Задача, поставленная себе О. Форш, — гораздо легче: закрепить в живой сказовой форме кусок «революционного быта» — творящейся в наши дни церковной революции. Сказ проведен очень последовательно и умело (откуда только у Форш это неприятное, одесское «выявить», «выявлять»?), и всё же это — только плоский мир быта и только сказовая, уже канонизованная, форма. От автора ждешь хороших ошибок в трудном: они ценнее легких достижений.
Руковишниковский опыт стихотворного сказа — очень любопытен. Ритмическое строение народного эпоса (у Руковишникова — попытка реставрировать именно эту форму) и ритмическое строение художественной прозы — по сути аналогичные — до сих пор остаются не вскрытыми. Неудачна была попытка Белого подойти к этому вопросу с метрическим стандартом: в сущности, с тем же стандартом подходит в своем запутанном и бескостном предисловии Малишевский.
Все остальные стихи в «Круге» — по старинке, вплоть до того, что в стихах Наседкина кто-то «радостный, безликий смеется тихо у воды». Новое только у Есенина: он, кажется, впервые пробует себя в патетической форме оды — и увы: до чего это оказывается близко к сусальности прочих бесчисленных од. Быть может, отчасти тут и вина редакции, украсившей стихи Есенина длинным ожерельем многоточий.

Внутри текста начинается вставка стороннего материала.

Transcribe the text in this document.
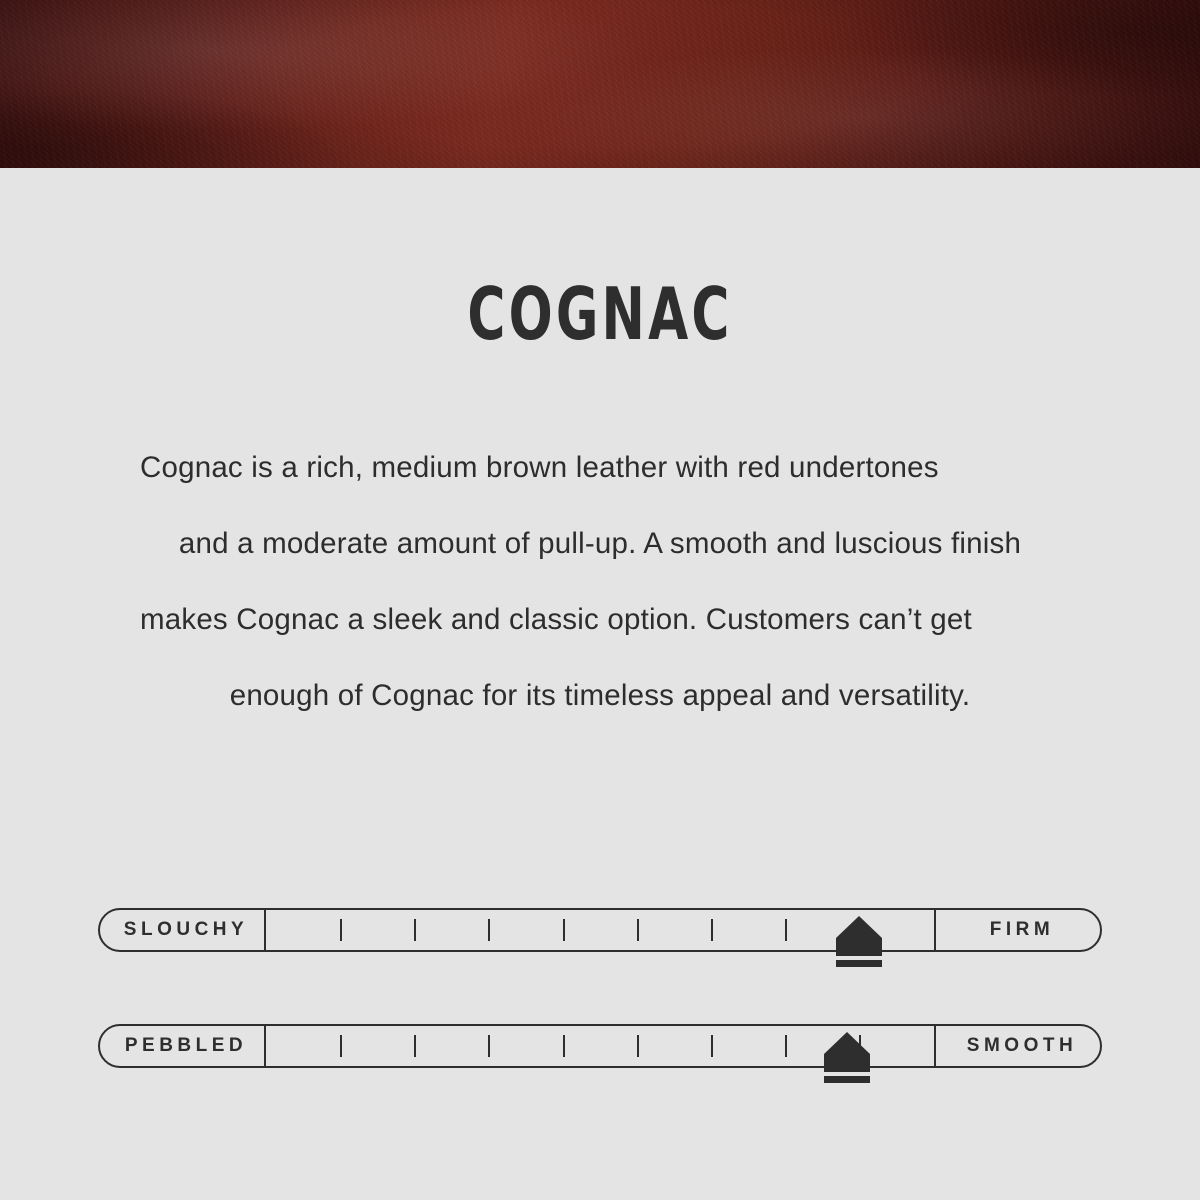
COGNAC

Cognac is a rich, medium brown leather with red undertones
and a moderate amount of pull-up. A smooth and luscious finish
makes Cognac a sleek and classic option. Customers can’t get
enough of Cognac for its timeless appeal and versatility.

SLOUCHY	FIRM
PEBBLED	SMOOTH
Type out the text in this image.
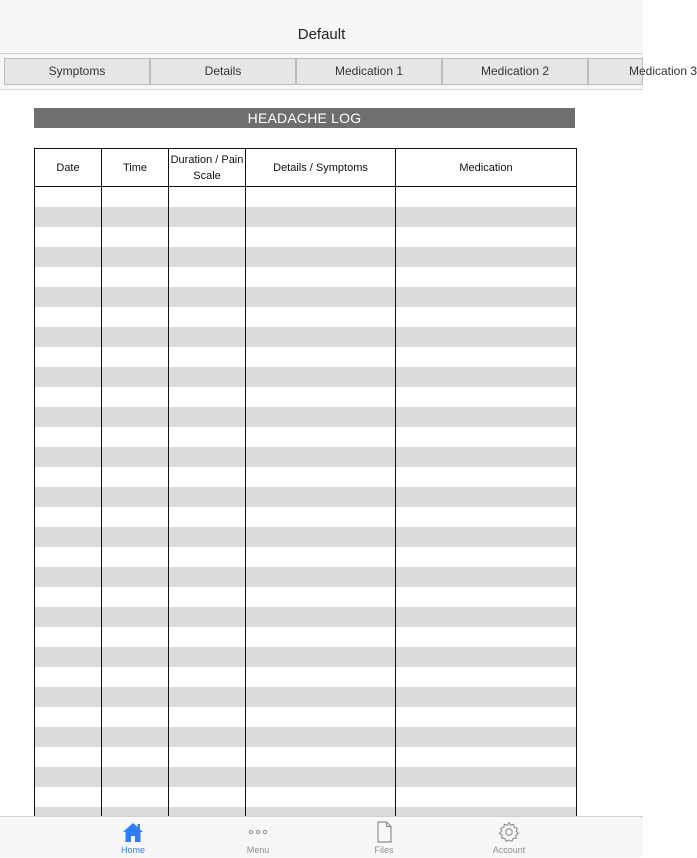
Default
Symptoms	Details	Medication 1	Medication 2	Medication 3
HEADACHE LOG
Date	Time	Duration / Pain Scale	Details / Symptoms	Medication

Home	Menu	Files	Account
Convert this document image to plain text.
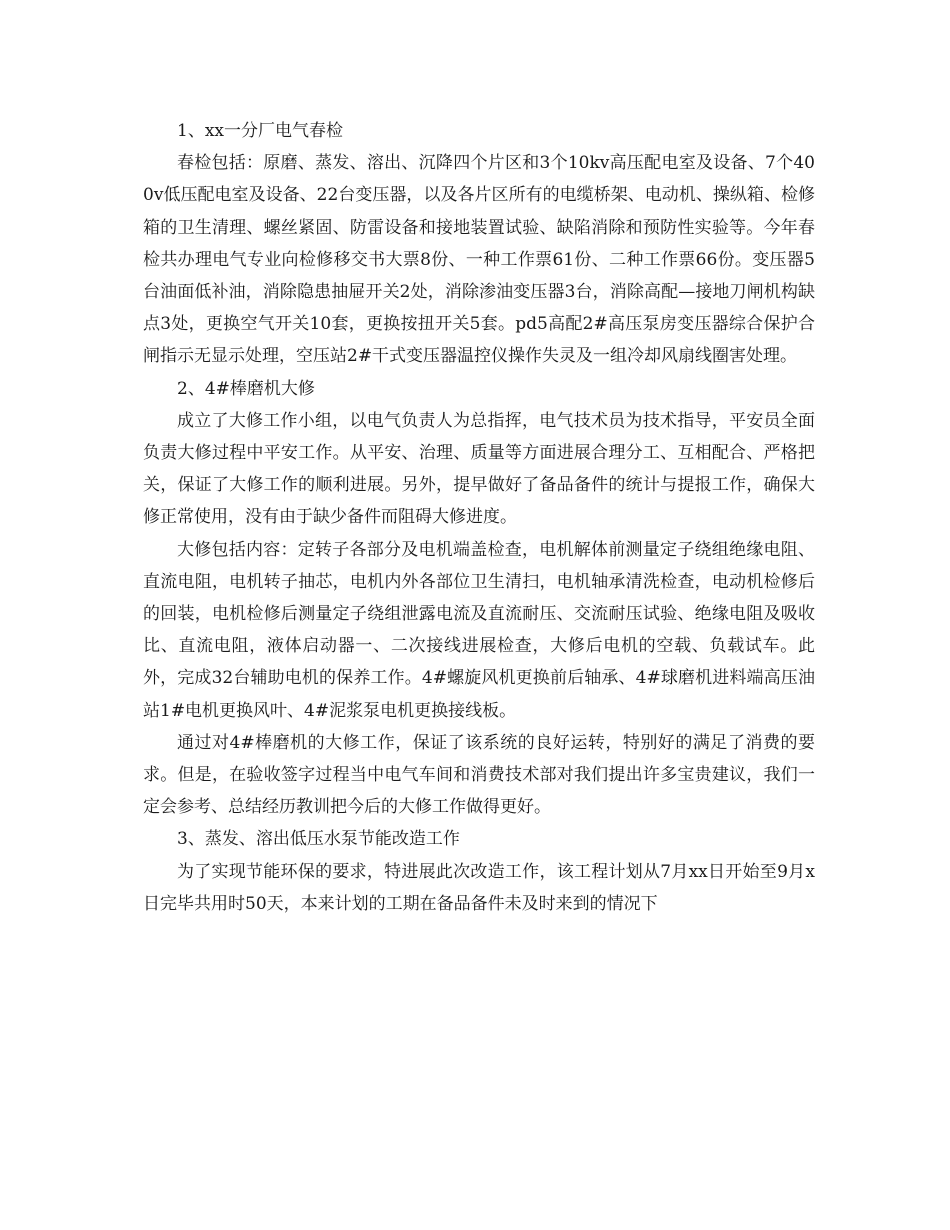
1、xx一分厂电气春检

春检包括：原磨、蒸发、溶出、沉降四个片区和3个10kv高压配电室及设备、7个400v低压配电室及设备、22台变压器，以及各片区所有的电缆桥架、电动机、操纵箱、检修箱的卫生清理、螺丝紧固、防雷设备和接地装置试验、缺陷消除和预防性实验等。今年春检共办理电气专业向检修移交书大票8份、一种工作票61份、二种工作票66份。变压器5台油面低补油，消除隐患抽屉开关2处，消除渗油变压器3台，消除高配—接地刀闸机构缺点3处，更换空气开关10套，更换按扭开关5套。pd5高配2#高压泵房变压器综合保护合闸指示无显示处理，空压站2#干式变压器温控仪操作失灵及一组冷却风扇线圈害处理。

2、4#棒磨机大修

成立了大修工作小组，以电气负责人为总指挥，电气技术员为技术指导，平安员全面负责大修过程中平安工作。从平安、治理、质量等方面进展合理分工、互相配合、严格把关，保证了大修工作的顺利进展。另外，提早做好了备品备件的统计与提报工作，确保大修正常使用，没有由于缺少备件而阻碍大修进度。

大修包括内容：定转子各部分及电机端盖检查，电机解体前测量定子绕组绝缘电阻、直流电阻，电机转子抽芯，电机内外各部位卫生清扫，电机轴承清洗检查，电动机检修后的回装，电机检修后测量定子绕组泄露电流及直流耐压、交流耐压试验、绝缘电阻及吸收比、直流电阻，液体启动器一、二次接线进展检查，大修后电机的空载、负载试车。此外，完成32台辅助电机的保养工作。4#螺旋风机更换前后轴承、4#球磨机进料端高压油站1#电机更换风叶、4#泥浆泵电机更换接线板。

通过对4#棒磨机的大修工作，保证了该系统的良好运转，特别好的满足了消费的要求。但是，在验收签字过程当中电气车间和消费技术部对我们提出许多宝贵建议，我们一定会参考、总结经历教训把今后的大修工作做得更好。

3、蒸发、溶出低压水泵节能改造工作

为了实现节能环保的要求，特进展此次改造工作，该工程计划从7月xx日开始至9月x日完毕共用时50天，本来计划的工期在备品备件未及时来到的情况下
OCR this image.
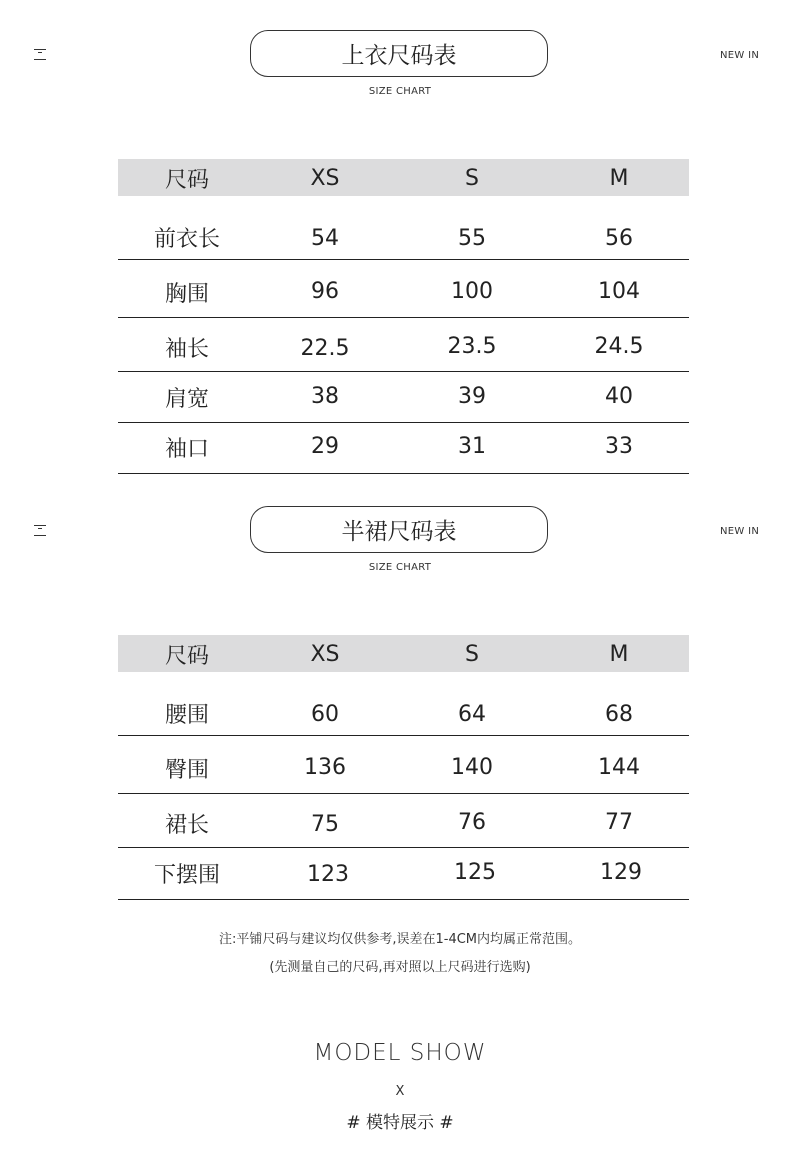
上衣尺码表
SIZE CHART
NEW IN
尺码	XS	S	M
前衣长	54	55	56
胸围	96	100	104
袖长	22.5	23.5	24.5
肩宽	38	39	40
袖口	29	31	33
半裙尺码表
SIZE CHART
NEW IN
尺码	XS	S	M
腰围	60	64	68
臀围	136	140	144
裙长	75	76	77
下摆围	123	125	129
注:平铺尺码与建议均仅供参考,误差在1-4CM内均属正常范围。
(先测量自己的尺码,再对照以上尺码进行选购)
MODEL SHOW
X
# 模特展示 #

Рядом с солидными «Нашими днями» и сытыми «Недрами», рядом с пузатым «Кругом» — тощенький незнакомец со странным именем «Рол» — конфузливо садится на краешек стула, люди в сюртуках и галифе — его не замечают, между тем поговорить с этим незнакомцем — и о нем — стоит.
Не о стихах: в стихах здесь та же золотая, разной пробы, середина. Но из четырех прозаиков двое, — Лидин и Иван Новиков — выше чем многое в солидных их соседях.
В картинах французских импрессионистов часто видишь цветовые рефлексы на лицах: зеленые — от листьев, оранжевые — от апельсинов, малиновые — от зонтика. Вот такие же посторонние рефлексы ложились на лицо Лидина — с самых первых его, окрашенных Буниным, рассказов. Сейчас над ним — Лев Толстой, на лице у Лидина — Толстовские тона. Но это настолько же естественно, как то, что над нами — небо, и под этим небом «Одна ночь» Лидина вышла густой и полновесной. Близкая нашему времени тема — недавняя война; с искусными паузами развитая фабула — соединена с языком, освеженным (простыми как будто) сдвигами в символике («зайчик стыдливой улыбки», «звезды крепко лились»). И за всей этой внешней тканью — ощущается некий синтез, дающий рассказу перспективу, глубину.
Еще больше этого синтеза, еще глубже перспектива в рассказе Ивана Новикова — «Ангел на земле».
Миф об ангеле, восставшем против своего владыки — прекраснейший из всех мифов, самый гордый, самый революционный, самый бессмертный из них. В рассказе Новикова — вариант именно этого мифа, вплетенного в наш, земной, и наш, русский быт: восставший ангел у Новикова — попадает в работники к сельскому попу, уходит от него, чтобы звать к восстанию деревенскую голытьбу, — и уходит от людей, потому что он не в силах пролить кровь.